The last two factors affecting albuminuria are glycated hemoglobin and FPG levels. This finding is compatible with the results of the Diabetes Control and Complication Trial (DCCT) [64]. The data showed positive relationships between glucose control and albuminuria. Moreover, after controlling for blood glucose levels, albuminuria also improved [65]. Because DCCT enrolled patients with type 1 diabetes, its pathophysiology is different from that of the present study. Regarding T2D, few studies have been conducted in this area. A comprehensive meta-analysis conducted by Lo et al. [66] showed that for intensive control (glycated hemoglobin < 7% and FPG < 6.6 mmol/L), the relative risk of having uACR was 0.59 (confidence interval: 0.38–0.93). As this study enrolled 11 studies (29,141 subjects) and follow-ups were conducted for an average of 56.7 months, their conclusion is convincing. The underlying pathophysiology to support this result is that high blood glucose concentration could involve mesangial cell damage in nephrons [67]. However, it is worth noting that both A1c and FPG were classified as important predictors. This might indicate that because FPG is only one blood glucose measurement within 90 days compared to A1c, it is less accurate than A1c. Our results show that they are ‘independent’ of each other.

Interestingly, in the present study, the duration of diabetes, body mass index, sex, smoking, and alcohol use were less important. This finding could be attributed to the nature of the ML. ML methods are data-driven, non-parametric models. They can map any nonlinear function without an a priori assumption about the properties of the data and have the ability to capture subtle functional relationships among the empirical data, even though the underlying relationships are unknown or difficult to describe [68,69,70]. These factors may contain richer linear pattern information and less important nonlinear information than baseline creatinine, blood pressure, albuminuria level, and age. Thus, they were ranked as less important risk factors using ML methods.
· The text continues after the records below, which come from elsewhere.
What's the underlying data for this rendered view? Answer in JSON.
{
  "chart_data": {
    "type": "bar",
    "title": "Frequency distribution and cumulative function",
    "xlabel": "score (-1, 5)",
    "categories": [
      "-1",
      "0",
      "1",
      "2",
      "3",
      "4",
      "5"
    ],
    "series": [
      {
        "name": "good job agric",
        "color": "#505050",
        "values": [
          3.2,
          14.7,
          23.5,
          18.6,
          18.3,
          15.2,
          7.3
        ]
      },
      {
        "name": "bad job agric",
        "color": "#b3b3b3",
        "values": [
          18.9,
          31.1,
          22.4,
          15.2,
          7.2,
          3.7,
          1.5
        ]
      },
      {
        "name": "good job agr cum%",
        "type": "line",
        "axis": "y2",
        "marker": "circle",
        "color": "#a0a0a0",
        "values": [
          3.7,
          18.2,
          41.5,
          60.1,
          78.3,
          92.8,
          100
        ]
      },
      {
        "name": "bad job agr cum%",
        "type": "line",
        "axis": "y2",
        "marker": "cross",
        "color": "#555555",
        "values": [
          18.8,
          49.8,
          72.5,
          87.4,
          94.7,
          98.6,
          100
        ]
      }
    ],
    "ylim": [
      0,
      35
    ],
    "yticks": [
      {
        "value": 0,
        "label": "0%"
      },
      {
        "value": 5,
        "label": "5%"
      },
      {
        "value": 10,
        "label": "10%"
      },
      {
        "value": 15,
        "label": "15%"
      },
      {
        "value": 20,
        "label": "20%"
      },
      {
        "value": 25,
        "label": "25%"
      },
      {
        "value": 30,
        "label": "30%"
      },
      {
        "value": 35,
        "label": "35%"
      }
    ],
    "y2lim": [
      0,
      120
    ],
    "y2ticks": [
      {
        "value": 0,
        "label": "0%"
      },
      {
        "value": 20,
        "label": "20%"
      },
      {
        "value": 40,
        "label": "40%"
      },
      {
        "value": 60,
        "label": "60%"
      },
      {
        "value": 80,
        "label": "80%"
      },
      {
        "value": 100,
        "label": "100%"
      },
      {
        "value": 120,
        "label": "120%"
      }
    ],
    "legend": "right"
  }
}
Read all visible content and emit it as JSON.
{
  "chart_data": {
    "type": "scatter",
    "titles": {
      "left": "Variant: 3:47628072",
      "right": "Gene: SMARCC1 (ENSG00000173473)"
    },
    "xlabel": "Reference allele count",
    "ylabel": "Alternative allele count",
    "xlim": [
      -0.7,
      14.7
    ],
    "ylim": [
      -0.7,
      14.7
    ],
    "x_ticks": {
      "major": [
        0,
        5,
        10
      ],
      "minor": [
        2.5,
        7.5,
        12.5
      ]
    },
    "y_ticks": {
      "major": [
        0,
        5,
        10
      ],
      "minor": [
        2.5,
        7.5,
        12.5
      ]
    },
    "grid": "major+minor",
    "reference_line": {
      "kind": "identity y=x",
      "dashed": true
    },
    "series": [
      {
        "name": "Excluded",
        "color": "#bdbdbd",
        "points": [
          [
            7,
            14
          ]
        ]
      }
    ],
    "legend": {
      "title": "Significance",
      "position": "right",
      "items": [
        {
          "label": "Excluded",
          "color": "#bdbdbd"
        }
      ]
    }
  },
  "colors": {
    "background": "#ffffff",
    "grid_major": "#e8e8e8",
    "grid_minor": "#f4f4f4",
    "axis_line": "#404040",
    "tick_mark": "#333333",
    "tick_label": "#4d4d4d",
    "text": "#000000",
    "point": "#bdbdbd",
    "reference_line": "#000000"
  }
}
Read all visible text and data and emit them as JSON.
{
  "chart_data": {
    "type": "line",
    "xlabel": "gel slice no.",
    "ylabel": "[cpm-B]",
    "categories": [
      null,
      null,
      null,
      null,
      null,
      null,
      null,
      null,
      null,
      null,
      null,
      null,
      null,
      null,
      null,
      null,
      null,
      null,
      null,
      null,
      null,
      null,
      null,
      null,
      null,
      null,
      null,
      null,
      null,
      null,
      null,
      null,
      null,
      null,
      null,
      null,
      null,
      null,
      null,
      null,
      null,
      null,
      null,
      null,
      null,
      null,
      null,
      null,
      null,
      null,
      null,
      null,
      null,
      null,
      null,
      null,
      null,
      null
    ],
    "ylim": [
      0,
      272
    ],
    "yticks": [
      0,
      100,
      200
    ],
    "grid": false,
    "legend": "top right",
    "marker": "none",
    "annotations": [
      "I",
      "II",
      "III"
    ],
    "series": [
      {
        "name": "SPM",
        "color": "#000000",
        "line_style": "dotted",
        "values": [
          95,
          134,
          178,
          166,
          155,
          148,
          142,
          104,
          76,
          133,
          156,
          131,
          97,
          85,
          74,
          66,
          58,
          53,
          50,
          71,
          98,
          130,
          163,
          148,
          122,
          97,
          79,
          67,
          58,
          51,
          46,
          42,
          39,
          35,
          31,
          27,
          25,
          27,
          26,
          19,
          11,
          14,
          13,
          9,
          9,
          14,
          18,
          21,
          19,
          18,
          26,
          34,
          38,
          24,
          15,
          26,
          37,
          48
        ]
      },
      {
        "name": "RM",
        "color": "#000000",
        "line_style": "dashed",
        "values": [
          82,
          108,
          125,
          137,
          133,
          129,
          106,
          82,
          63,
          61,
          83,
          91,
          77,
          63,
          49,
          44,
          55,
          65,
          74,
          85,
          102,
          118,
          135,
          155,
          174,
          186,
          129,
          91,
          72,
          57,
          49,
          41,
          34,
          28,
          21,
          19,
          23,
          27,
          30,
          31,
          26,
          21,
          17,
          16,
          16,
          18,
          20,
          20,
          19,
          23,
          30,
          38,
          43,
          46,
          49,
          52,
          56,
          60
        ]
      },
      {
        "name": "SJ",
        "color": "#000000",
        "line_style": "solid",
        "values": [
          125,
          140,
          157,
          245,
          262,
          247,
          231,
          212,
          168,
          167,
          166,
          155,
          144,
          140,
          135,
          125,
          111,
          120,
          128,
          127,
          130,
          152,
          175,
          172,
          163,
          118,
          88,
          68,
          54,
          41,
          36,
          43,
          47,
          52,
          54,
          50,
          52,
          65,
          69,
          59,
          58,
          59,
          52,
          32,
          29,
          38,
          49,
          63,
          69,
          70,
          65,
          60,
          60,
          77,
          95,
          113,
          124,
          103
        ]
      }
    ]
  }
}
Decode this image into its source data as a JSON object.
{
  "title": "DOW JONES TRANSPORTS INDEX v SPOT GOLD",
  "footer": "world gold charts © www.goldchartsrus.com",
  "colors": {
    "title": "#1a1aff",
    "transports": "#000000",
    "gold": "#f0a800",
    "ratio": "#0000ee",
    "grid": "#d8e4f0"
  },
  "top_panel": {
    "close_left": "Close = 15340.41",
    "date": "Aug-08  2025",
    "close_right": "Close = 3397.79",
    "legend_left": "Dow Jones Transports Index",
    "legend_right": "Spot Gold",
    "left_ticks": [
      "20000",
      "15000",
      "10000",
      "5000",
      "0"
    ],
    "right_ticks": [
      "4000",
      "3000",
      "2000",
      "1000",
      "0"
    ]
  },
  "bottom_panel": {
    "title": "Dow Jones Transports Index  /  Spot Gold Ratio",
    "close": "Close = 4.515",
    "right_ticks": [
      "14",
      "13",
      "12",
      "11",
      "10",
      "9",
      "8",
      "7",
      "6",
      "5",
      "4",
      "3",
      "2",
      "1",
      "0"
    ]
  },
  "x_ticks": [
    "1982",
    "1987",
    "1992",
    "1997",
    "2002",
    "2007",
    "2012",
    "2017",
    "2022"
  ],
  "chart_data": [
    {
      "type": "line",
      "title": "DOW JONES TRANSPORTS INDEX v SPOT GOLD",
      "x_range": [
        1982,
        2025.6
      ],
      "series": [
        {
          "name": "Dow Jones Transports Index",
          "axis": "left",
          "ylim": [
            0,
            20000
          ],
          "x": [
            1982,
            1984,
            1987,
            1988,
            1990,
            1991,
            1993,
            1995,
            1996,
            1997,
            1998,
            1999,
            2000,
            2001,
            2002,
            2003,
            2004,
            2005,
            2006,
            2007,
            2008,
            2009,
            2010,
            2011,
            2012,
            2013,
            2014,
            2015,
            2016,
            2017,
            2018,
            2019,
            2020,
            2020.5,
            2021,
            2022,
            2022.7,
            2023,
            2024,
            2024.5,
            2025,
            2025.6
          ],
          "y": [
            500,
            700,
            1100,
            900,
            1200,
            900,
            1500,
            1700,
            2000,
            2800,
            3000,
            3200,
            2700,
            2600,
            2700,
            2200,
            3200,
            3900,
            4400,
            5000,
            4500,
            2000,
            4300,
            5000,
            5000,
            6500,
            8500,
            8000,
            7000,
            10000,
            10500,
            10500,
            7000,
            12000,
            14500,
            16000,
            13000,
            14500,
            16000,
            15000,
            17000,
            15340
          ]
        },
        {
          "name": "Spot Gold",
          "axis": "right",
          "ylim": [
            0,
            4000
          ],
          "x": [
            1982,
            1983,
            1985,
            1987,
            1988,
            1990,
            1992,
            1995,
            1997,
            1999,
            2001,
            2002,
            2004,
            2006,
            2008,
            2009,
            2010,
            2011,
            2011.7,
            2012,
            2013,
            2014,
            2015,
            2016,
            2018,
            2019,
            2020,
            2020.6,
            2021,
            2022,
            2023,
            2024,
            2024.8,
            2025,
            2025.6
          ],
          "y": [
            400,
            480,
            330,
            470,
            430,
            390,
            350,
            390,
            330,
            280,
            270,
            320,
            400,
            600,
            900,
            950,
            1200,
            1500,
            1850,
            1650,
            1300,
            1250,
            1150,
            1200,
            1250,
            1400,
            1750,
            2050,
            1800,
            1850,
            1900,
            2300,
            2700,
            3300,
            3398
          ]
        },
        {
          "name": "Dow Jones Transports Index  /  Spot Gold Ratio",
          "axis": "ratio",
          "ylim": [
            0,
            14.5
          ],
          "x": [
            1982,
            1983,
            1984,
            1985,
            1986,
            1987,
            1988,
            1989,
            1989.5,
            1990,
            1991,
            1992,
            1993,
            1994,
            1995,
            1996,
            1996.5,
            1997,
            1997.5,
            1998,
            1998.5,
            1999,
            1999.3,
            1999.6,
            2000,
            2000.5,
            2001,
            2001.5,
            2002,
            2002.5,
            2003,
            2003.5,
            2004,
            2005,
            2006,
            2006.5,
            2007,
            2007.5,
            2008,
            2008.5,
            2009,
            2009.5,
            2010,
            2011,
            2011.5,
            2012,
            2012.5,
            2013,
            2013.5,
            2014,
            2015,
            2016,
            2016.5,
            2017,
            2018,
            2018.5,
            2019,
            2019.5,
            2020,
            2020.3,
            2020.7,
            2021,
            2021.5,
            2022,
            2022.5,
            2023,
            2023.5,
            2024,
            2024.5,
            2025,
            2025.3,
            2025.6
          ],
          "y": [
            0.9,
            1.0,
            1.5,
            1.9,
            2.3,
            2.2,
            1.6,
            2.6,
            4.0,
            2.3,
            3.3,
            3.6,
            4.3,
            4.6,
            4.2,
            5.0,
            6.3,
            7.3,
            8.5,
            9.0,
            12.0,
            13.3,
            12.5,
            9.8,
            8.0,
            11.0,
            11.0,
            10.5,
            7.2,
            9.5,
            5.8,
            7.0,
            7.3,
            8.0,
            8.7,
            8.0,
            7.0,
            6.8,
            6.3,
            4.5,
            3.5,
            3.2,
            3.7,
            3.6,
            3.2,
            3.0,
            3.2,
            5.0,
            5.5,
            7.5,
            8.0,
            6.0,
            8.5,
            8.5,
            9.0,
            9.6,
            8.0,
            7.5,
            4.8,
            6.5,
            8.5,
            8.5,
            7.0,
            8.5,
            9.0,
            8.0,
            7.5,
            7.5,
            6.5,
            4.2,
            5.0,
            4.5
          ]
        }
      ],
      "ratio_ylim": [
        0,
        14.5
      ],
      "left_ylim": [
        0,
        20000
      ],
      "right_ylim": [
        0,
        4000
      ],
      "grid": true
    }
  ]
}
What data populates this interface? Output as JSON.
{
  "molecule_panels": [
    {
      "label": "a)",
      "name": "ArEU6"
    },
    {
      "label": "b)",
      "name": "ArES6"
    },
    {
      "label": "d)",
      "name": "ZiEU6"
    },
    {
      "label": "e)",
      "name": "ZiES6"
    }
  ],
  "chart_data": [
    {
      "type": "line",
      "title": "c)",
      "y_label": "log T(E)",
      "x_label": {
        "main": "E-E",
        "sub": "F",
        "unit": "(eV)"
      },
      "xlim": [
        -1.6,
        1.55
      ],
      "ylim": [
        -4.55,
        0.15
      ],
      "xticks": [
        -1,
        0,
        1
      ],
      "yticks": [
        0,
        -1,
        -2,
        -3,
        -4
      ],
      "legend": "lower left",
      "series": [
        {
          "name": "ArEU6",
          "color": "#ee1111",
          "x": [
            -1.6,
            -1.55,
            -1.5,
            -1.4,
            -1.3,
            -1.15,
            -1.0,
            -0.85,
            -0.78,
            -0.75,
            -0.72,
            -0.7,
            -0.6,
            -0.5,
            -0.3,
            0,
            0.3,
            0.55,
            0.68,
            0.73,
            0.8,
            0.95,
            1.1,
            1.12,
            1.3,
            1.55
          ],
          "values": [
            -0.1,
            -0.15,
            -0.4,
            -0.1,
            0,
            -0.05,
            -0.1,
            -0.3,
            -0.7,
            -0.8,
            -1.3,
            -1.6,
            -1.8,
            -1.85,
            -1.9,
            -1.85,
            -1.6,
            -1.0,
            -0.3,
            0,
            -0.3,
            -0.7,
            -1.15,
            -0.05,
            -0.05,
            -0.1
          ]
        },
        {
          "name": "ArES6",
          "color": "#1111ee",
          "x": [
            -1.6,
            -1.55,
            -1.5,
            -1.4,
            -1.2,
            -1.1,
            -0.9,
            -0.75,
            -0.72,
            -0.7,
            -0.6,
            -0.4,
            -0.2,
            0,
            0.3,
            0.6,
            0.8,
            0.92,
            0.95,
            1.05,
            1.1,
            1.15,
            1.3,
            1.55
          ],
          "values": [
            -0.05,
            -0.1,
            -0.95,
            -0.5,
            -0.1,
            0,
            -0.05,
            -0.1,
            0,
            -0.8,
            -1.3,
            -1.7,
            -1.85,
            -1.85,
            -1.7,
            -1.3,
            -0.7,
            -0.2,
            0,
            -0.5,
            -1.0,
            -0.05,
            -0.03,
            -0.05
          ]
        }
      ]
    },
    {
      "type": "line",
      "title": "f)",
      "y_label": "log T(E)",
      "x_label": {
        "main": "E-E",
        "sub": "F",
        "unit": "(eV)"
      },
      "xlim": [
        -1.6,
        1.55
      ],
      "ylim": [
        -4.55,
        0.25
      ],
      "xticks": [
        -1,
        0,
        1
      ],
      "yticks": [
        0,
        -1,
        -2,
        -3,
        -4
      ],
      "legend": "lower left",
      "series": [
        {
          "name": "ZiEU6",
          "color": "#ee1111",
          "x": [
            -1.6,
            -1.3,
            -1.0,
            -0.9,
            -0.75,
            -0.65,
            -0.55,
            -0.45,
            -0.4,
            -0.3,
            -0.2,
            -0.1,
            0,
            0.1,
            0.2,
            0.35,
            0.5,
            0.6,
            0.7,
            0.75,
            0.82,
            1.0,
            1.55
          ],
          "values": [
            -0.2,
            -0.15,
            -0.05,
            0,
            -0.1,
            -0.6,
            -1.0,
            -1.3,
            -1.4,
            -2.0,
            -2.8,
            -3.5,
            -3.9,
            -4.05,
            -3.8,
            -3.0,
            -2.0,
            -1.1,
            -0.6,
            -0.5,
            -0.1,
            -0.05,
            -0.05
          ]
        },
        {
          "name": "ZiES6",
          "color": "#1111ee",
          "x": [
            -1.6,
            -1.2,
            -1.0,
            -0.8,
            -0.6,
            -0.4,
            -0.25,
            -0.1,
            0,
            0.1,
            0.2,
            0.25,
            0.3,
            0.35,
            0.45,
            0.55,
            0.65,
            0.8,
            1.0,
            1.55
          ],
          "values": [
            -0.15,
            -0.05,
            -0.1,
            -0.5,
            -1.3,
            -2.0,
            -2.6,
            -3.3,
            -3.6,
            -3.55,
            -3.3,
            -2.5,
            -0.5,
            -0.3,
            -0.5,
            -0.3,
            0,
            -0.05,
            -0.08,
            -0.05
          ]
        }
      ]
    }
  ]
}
This study had some limitations. First, the smoking and alcohol details need to be more defined because some other reports have shown that they have an important impact on the occurrence of diabetic nephropathy. Second, we did not collect information on the use of angiotensin-converting enzyme inhibitors, angiotensin receptor blockers, sodium-glucose cotransporter 2 inhibitors, and glucagon-like peptide-1 agonists. All these medications would have beneficial effects on DKD. Third, some of the data, such as uACR and blood pressure, were collected only once. For some of the participants, we did have data more than once. However, because the number is less than the present number, we still chose to enroll subjects with only one value. Even though these drawbacks do exist, our large n number and the characteristics of ML (alleviating the effects of extremes) could at least partially adjust.

5. Conclusions

ML might be more accurate in predicting uACR in T2D than the traditional MLR, and the baseline creatinine level is the most important factor to predict uACR in a T2D cohort, which is followed by systolic and diastolic blood pressure, glycated hemoglobin, and fasting plasma glucose.